Using incentives/reward systems

 

  Negative rewards for individuals who generate undesirable behaviors/outcomes (e.g., lower commissions for returns based on misrepresentation).

 

  Positive rewards for desirable behavior/outcomes produced by individuals.

 

  Tie positive/negative rewards to organizational outcomes (e.g., tax incentives for fewer workplace injuries).

 

  Note that the incentives can be set and monitored by agents such as government, but that the nature of incentives means that the choices of response behavior are made by the actors. Those actors can still make inappropriate choices due to insufficient or badly-designed incentives or preferences that diverge from the expected.
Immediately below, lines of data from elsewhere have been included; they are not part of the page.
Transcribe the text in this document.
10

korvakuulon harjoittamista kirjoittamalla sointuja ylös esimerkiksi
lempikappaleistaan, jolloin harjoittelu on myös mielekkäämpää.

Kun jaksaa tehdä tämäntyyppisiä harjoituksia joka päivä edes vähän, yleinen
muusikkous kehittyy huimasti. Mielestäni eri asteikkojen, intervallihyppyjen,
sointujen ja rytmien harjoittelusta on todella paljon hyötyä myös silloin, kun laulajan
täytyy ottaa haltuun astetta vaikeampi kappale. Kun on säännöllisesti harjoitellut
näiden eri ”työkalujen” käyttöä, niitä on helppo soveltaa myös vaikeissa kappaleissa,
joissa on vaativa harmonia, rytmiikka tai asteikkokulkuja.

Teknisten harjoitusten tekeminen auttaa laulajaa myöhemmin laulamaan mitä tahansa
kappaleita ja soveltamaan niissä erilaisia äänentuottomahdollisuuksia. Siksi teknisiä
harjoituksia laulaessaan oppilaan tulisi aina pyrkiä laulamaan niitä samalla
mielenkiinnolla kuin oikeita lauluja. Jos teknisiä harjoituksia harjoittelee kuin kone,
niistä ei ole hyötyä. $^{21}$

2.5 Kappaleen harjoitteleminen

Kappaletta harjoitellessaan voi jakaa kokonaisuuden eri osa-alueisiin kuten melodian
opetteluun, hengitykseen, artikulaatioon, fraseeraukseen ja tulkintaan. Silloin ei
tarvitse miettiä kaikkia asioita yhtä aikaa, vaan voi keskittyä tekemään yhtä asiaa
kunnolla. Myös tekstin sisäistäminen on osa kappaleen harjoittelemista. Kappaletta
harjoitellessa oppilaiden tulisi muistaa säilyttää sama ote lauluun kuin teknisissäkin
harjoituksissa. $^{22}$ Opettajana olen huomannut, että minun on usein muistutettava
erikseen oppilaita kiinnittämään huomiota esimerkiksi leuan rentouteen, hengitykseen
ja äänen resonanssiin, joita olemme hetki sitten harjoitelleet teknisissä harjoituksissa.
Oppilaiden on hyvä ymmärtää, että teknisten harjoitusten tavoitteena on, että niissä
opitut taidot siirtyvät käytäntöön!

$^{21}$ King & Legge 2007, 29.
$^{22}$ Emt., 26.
Although the  actors receive positive or negative rewards, the decision task placed on them may remain formidable if they lack the expertise to choose the alternatives that will be best for them.

 

 

Using interventions based on activity observations

 

  Use inspectors who observe the activity in progress.

 

  Use inspectors who audit records of activities.

 

  The use of inspectors assumes that knowledge of adverse activities will be sufficient to generate corrections either from the actors or from outside agents.

 

 

Using knowledge provision to empower actors: using disclosure and exposure

 

  Use routininized information disclosure of good or bad performers (e.g., experience rating as on the web; third party providers of ratings; media reports).

 

  Create threats of exposure: encourage muckraking; provide mechanisms to widely share and publicize misdeeds; create competitions to “escape the bottom” (e.g., all firms are pressured to achieve 100% participation in the United Way among employees); use reputation for competitive advantage.

 

  Educate consumers.

 

  Educate sellers.

 

  This alternative presumes that actors have sufficient expertise to understand and act on the disclosure, and that they want to do so, i.e., that adverse conditions do not benefit them. This also presumes that reputational effects are meaningful enforcers.

 

 

Using ethical statements and norms

 

  Use a code of conduct/code of ethics.

 

  Reinforce the use of norms that demand unselfish, reliable, and/or honest behavior, e.g., the fiduciary norm, promise-keeping, etc.

 

  Create organizational and interorganizational systems that demand or reward trust and honesty. Rely on personal networks and relationship building to ensure trustworthy behavior.

 

  Such systems can reduce the need to provide external controls, whether by incentive or agent directive, and they reduce the costs of checking on compliance. But they do not necessarily solve the problems of lack of information or expertise. Codes of ethics may be mere window-dressing without enforcement and/or modelling by top leaders. And where relationship building is the mechanism of trust-building, it does not guarantee ethical behavior outside the network.